There is precedent for a relatively fast election. After Republican Rep. Blake Farenthold resigned in April 2018 amid an ethics scandal, Abbott called a special election for June 30 later that month.
But Abbott has also shown a willingness to wait. After the death of U.S. Rep. Sylvester Turner in 2025, he did not schedule the Houston-area special election until November, prompting criticism from Democrats who argued he was protecting the GOP's slim House edge by leaving the seat vacant for 11 months.
Jon Taylor, a political science professor at UT San Antonio, said Abbott is making these decisions based on partisan considerations.
"The reality was he knew that he had to help Republicans maintain their very small majority in the House, and one way to do that was have one less Democratic seat in play," he said.
Taylor said Abbott's decision may hinge on how much confidence there is that Herrera can win the special election, which he thinks should be high.
"I think even with all of Herrera's political baggage, I think in what is a naturally Republican district at the moment, that he would have an advantage," Taylor said.

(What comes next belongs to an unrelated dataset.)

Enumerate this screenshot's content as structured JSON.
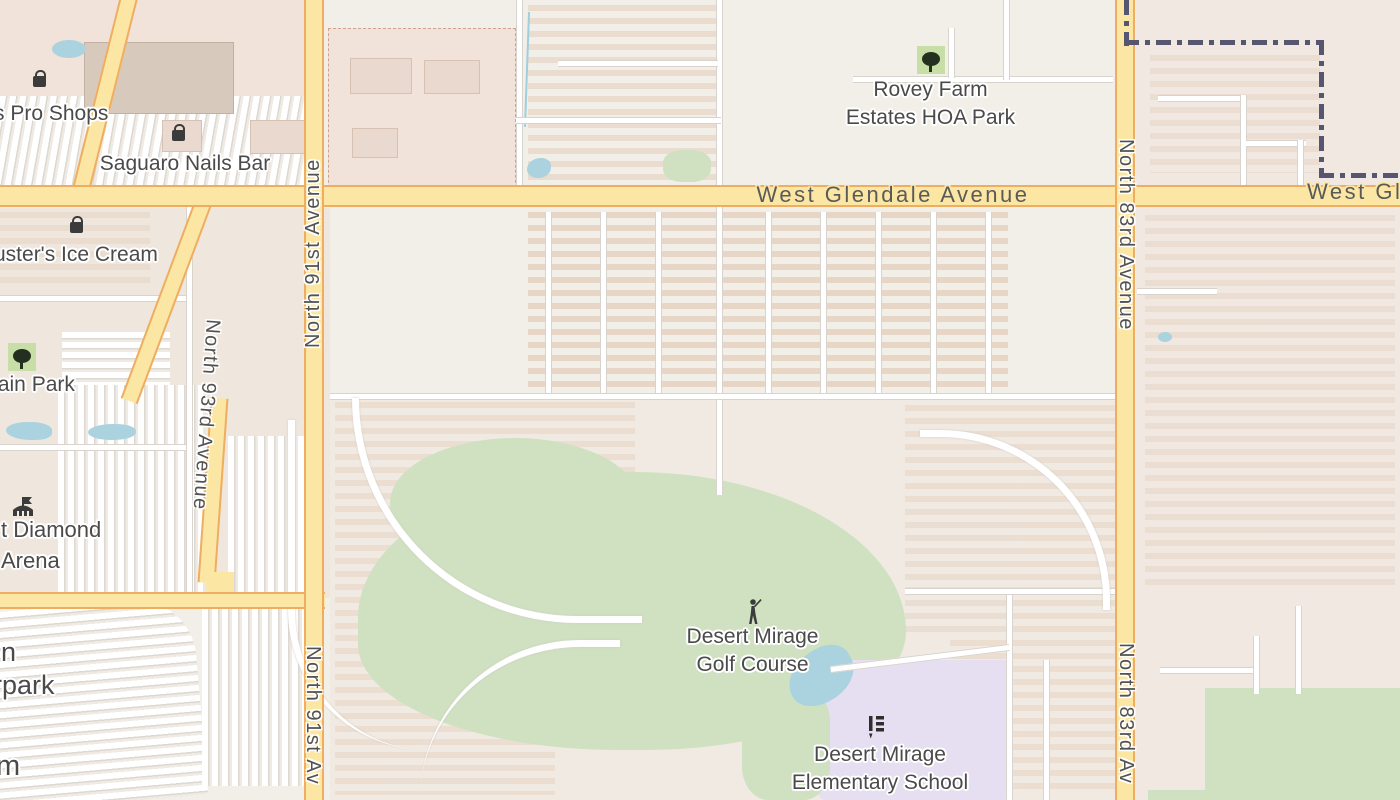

Taylor is referring to Herrera's history of making offensive comments in his YouTube videos, which use frequent profanity and comments that critics say have been antisemitic and racist. Herrera maintains the videos are entertainment and should not be taken seriously.
But Padilla Stout said if the GOP is confident in Herrera's ability to win the district, then why not call the special election as soon as possible.
"Republicans are scared. They don't want to have a special election. Their track record with them is not great," she said.
A recent Texas Senate special election underscores that point. Democrat Taylor Rehmet won the open Senate District 9 seat in Tarrant County, a district long viewed as safely Republican. Rehmet defeated Republican Leigh Wambsganss 57% to 43%.
The loss was especially painful for Republicans because SD-9 had been considered a ruby-red seat in North Texas. President Donald Trump carried the district by more than 17 points in 2024, yet Democrats flipped it, aided by strong turnout and gains among Latino and suburban voters.
The result set off alarm bells for Texas Republicans, suggesting that even GOP-leaning districts may be more vulnerable than expected in low-turnout special elections, particularly when Democrats unify behind one candidate and Republicans, though well-funded, do not coalesce in the same way.